Dolayısıyla 1980 sonrası direniş ve ideolojik-politik gelişmeler, Kürt gerçekliğinin hâkikat olarak ifade edilmesinde büyük anlam taşıyacaktı. Silahlı direnişe geçmek ve halkı savaşa çekmek tarihsel adımlar olacaktı. Herkesin pes ettiği ortamlarda hâkikat sesini daha gür duyurabilirdi. Silahlı mücadele tam da bu tür dönemlerde hâkikatin en güçlü ve adil sesi olarak yankı bulacaktı. Böyle de oldu. Teknik ve taktik olarak çok iyi başlatılamamasına rağmen, 15 Ağustos 1984 Hamlesi Kürt gerçekliğinde büyük yankı buldu. Aranan Kürtler varlıklarını hissettiriyorlar, tüm olumsuzluklarına rağmen dalga dalga katılım gösteriyorlardı. Ozanlar ve müzik grupları çoğalıyor, dostların sayısı artıyordu. Yalnızlığı yırtıyor ve toplumsallaşıyordum. Özlemini duyduğum hâkikat gerçeği, gerçek hâkikati güçlendiriyordu. Bu yıllarda ozanların bizzat gerilla ortamına gelişleri, Newroz’larda kamp alanlarında on binleri aşan halktan insanların toplanışı oldukça dirilticiydi. Aram Tigran’ın sahama gelişi ve Med TV’nin açılışı ‘umutsuz aşkı’ umutlandırmaya başlamıştı. Kızların akışı da coşkuluydu. İlk defa onurla onları kucaklıyordum. Tekrar birlikte oynuyor, bazen omuzlara kaldırıyor, kadındaki utancı yerle bir ediyordum. Onların şahsında özgür yaşamın gerçekleştiğini gördükçe yaşamın anlamı daha da gelişiyor ve güzelleşiyordu.

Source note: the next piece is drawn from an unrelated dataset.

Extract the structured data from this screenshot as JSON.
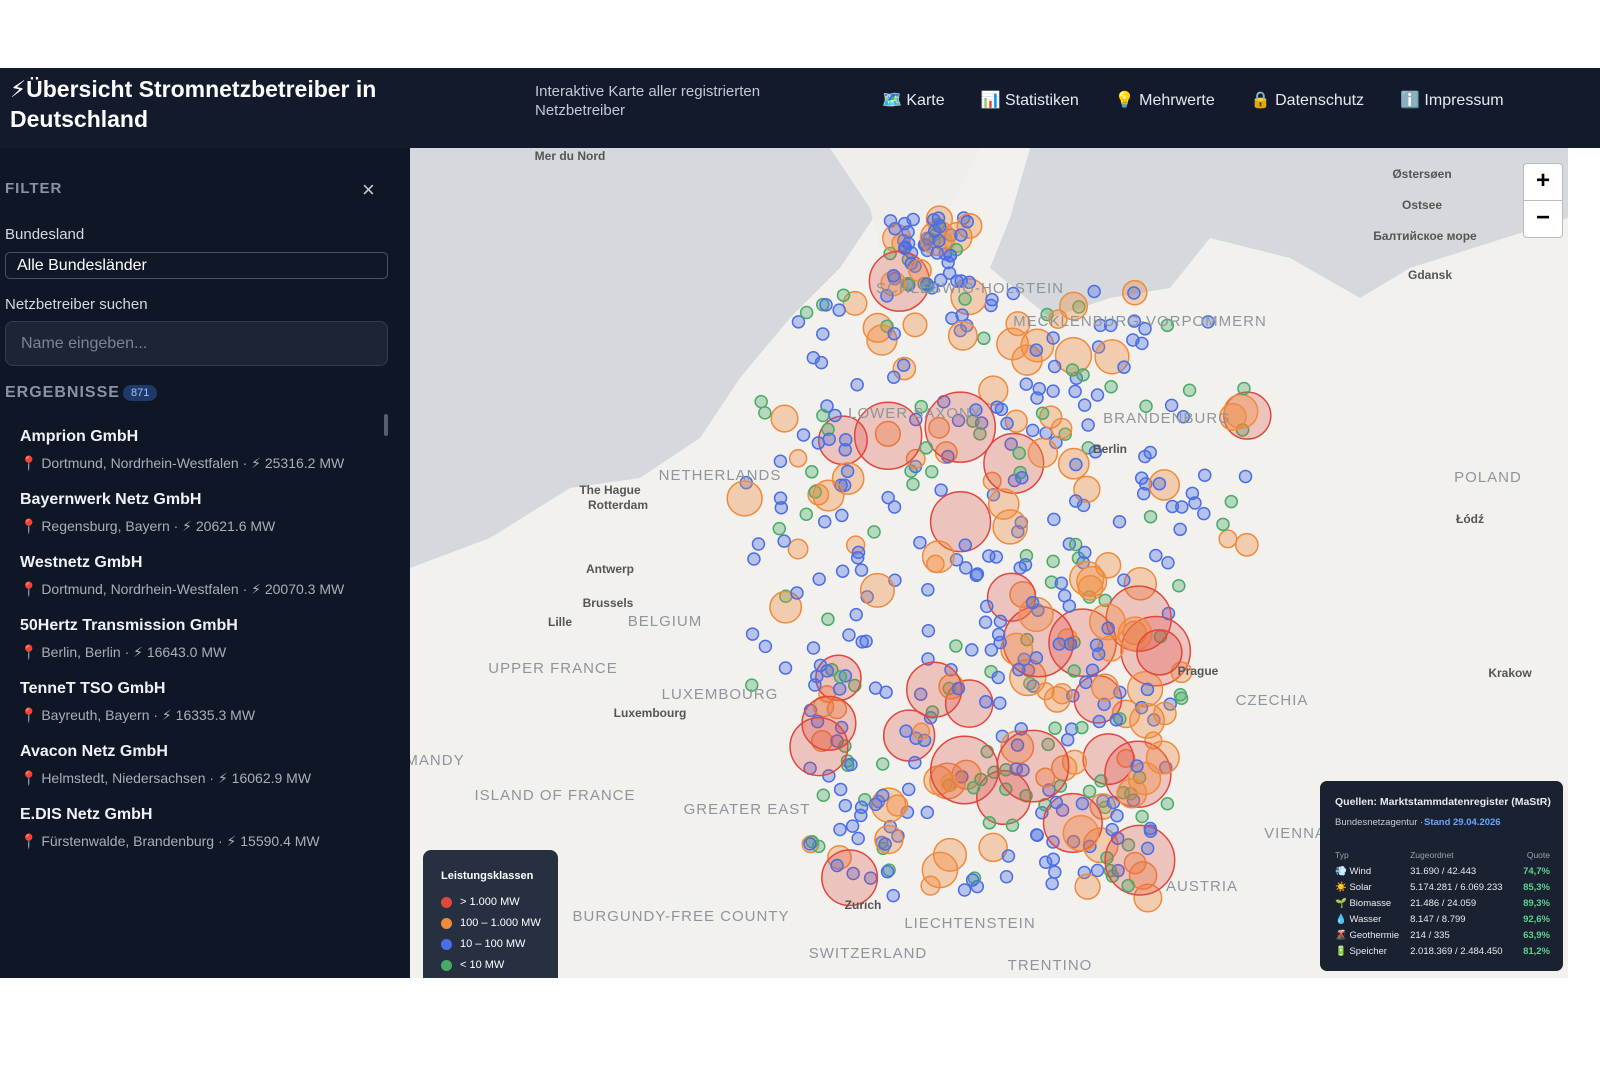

Büyük acılar ve ihanetler yaşamasına rağmen, Kürt halkının bu yıllarda dayanma ve bağlanma gücünü göstermesi, kendi hâkikatinin farkına varması ve bunun en önemli insani onur ve temel ahlâki ilke olduğunu kavramasıyla bağlantılıdır. Yoksa dünyanın en gelişmiş hegemonik güçlerinin en sinsi savaş biçimi olan Gladio savaşlarına bu kadar dayanması başka türlü izah edilemezdi. Bu yıllarda ‘Bağımsız, Birleşik, Demokratik Kürdistan’ sloganını çokça kullanıyorduk. Açıkça söylemeliyim ki, ben bu sloganın gerçekliğine pek ısınamamıştım. Beni en çok ısıtan ve güçlendiren gerçeklik halkın ayağa kalkışıydı. Kendi savaşına kalkışan, ona her türlü desteği veren, en değerli oğullarını ve kızlarını birer kurban gibi sunan bir halk karşısında heyecanlanmamak ve büyük saygı duymamak mümkün değildi. Benim tüm yaptığım, onların bu onurlu hâkikat savaşına bütün akıl ve duygu güçlerimi kullanarak katkıda bulunmaktı. Hiçbir çaba bu doğrultudaki çalışmalardan daha değerli olamazdı. Benim gibi muazzam kuşkulu bir zihni ve oturmamış duyguları olan birisini bile halkın ve öncülerinin bu fedakârlıkları kendine getirmiş, âdeta yeniden canlandırmıştı. Ben onları keşfetmeye çalışırken, onlar beni yeniden yaratmışlardı.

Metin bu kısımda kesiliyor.